New Labour councillors eventually agreed to a new school at Lewisham Bridge in north Lewisham after they lost their overall majority in last year’s council elections. But throughout the long campaign there was never any suggestion that the new school would be anything other than a local authority run community comprehensive school. Until now.

New Labour’s 2006 Education Act means councils can no longer just build and run a new school, they must hold a ‘competition’ to let trusts, foundations or academies ‘bid’ to run it.

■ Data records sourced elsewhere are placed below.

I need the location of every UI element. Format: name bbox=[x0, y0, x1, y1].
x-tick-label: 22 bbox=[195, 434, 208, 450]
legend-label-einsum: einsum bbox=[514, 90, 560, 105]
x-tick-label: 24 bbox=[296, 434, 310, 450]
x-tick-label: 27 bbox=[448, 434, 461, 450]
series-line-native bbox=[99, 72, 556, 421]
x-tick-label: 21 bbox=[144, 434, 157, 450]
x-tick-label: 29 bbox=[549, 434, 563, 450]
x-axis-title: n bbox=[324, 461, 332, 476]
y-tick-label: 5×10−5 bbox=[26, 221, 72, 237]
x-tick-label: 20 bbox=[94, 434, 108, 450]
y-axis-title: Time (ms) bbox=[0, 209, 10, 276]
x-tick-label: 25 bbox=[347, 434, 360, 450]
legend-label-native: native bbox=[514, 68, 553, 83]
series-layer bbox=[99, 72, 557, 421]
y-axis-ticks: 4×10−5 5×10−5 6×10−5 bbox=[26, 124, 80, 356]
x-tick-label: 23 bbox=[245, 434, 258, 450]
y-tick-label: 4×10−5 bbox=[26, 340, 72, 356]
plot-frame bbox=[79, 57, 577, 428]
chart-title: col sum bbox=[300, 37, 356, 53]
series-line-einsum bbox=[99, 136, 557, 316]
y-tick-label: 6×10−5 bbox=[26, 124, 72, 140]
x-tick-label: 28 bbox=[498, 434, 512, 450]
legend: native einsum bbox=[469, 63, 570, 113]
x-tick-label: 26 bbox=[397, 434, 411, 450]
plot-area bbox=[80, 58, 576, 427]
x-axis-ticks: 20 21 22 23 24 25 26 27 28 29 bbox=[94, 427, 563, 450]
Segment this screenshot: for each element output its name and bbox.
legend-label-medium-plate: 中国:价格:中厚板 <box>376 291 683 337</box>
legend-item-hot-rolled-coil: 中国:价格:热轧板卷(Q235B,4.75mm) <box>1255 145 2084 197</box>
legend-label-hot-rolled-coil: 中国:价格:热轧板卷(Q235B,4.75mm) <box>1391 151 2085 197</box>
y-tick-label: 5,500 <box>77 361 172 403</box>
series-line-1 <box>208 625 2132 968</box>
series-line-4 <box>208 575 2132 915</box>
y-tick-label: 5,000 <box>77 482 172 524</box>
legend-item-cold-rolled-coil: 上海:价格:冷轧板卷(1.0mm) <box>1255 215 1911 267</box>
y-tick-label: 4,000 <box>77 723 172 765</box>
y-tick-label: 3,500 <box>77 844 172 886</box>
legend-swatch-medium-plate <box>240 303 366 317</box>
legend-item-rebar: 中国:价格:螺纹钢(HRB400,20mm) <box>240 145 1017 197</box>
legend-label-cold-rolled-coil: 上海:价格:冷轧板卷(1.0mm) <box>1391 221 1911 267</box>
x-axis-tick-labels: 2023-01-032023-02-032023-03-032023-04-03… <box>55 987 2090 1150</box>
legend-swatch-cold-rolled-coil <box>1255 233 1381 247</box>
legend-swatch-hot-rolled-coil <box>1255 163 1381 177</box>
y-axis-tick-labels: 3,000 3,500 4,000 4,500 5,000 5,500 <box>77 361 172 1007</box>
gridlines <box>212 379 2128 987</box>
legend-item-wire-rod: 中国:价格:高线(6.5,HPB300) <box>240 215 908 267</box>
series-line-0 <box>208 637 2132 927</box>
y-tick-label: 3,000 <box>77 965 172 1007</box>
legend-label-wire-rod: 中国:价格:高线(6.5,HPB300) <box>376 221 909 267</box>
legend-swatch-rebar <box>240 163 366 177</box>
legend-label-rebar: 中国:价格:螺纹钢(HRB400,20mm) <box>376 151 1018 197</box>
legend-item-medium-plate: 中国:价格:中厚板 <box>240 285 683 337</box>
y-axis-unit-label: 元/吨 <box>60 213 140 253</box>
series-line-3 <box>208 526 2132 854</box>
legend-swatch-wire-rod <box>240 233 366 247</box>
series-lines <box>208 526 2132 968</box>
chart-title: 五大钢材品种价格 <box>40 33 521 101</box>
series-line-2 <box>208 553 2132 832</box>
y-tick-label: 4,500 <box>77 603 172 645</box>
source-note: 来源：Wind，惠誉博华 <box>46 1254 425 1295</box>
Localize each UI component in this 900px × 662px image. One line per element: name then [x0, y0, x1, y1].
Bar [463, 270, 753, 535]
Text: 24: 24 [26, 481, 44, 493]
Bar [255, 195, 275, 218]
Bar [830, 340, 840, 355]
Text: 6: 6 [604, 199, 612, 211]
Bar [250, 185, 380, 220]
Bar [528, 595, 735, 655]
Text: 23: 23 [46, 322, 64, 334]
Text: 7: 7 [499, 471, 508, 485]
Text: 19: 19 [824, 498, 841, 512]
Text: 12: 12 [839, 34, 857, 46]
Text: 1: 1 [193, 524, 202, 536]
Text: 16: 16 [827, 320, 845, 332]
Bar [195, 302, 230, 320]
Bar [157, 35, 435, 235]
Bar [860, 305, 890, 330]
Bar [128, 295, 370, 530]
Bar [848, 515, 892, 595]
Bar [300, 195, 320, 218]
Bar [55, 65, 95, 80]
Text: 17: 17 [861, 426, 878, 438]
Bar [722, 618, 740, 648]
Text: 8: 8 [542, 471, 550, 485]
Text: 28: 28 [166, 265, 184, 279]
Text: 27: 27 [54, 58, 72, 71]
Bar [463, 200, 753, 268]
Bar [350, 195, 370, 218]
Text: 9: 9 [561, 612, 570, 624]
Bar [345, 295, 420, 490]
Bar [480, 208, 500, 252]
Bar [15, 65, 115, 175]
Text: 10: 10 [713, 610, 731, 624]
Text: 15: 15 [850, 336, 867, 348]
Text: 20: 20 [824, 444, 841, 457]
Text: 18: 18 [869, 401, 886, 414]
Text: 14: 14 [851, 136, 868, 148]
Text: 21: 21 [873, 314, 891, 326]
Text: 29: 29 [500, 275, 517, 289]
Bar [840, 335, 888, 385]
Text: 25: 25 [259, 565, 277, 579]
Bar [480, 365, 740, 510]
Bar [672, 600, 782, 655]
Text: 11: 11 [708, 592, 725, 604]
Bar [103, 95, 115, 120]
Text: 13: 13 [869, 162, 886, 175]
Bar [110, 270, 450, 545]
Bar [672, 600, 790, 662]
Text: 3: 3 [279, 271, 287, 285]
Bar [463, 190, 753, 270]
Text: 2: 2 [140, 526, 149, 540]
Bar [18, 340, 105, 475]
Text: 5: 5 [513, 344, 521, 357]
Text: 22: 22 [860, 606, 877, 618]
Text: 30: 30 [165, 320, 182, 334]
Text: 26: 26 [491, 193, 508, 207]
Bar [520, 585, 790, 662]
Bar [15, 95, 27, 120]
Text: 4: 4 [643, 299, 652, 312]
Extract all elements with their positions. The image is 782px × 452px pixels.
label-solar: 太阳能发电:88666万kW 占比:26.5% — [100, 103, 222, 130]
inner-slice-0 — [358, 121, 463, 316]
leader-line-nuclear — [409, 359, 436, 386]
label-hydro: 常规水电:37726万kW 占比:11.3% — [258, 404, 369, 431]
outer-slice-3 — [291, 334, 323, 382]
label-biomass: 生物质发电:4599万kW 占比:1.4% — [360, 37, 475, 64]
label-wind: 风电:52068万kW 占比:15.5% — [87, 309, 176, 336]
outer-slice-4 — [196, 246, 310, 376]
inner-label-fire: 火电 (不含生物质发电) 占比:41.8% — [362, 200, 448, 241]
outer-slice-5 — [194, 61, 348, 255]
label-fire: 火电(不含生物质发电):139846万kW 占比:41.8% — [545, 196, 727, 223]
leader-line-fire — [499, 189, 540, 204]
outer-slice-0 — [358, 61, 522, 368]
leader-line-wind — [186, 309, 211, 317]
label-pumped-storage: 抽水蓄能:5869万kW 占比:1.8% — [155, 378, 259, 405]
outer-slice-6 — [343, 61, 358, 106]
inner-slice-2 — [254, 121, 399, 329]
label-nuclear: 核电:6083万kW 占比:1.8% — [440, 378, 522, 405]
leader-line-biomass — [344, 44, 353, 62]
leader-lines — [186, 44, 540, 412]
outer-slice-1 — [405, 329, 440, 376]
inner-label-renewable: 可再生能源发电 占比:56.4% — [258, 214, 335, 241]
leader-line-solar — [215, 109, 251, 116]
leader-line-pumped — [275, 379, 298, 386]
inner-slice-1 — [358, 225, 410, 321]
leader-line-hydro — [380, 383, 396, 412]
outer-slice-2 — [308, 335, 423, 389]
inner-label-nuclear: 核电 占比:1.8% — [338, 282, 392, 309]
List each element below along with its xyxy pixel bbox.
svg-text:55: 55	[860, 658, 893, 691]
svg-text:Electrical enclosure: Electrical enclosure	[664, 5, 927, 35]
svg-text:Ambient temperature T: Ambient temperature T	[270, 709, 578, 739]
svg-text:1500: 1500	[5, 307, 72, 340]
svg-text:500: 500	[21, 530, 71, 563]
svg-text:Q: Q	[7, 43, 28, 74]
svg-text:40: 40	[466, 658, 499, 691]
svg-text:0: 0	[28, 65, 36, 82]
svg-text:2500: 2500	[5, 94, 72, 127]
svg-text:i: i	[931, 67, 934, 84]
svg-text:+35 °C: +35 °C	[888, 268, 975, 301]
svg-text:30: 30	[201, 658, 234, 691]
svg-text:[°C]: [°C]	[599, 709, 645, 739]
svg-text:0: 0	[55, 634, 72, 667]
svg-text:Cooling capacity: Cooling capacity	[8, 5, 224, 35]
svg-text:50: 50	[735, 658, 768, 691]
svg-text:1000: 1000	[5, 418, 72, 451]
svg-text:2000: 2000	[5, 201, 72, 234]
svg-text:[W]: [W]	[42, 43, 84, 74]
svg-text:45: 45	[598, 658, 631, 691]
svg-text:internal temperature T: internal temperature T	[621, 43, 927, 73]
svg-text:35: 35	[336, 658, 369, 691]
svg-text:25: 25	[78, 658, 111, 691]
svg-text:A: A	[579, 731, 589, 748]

Councils can also put in a ‘bid’ for a community school but Lewisham’s New Labour mayor had decided not to, ensuring that the new school would not be under council control. So, five secondary schools in Lewisham would control their own admissions, widening the gap between the ‘best’ schools and the rest in, effectively, a new selective system.

At the meeting Socialist Party councillors Ian Page and Chris Flood moved a motion for Lewisham council to make a bid for a community school at Lewisham Bridge. While they criticised the whole damaging ‘competition’ legislation, they challenged Labour councillors to at least make the case for the new school to be a local authority comprehensive school. But they refused!

The mayor, Sir Steve Bullock, attacked the ‘1970s politics of futile gestures’. Other Labour councillors accused Ian and Chris of just trying to delay a new school. Ian responded that New Labour wanted to take us back to the 1870s, when education provision for working-class children was provided by charities or factory schools! And didn’t New Labour’s opposition to local parents’ call for a new school for over four years delay things slightly more than bidding now for a community school?

Green and Liberal Democratic councillors supported the motion but, fittingly, Tory councillors’ votes gave New Labour a majority. Tory councillors sit on the same side of the council chamber as New Labour.

When one Tory spoke he started by saying he was sympathetic to the motion and ‘I wish I could support it’. A parent in the public gallery shouted, ‘well, leave the Labour Party then’, mistaking him for a Labour councillor. But then, what is the difference?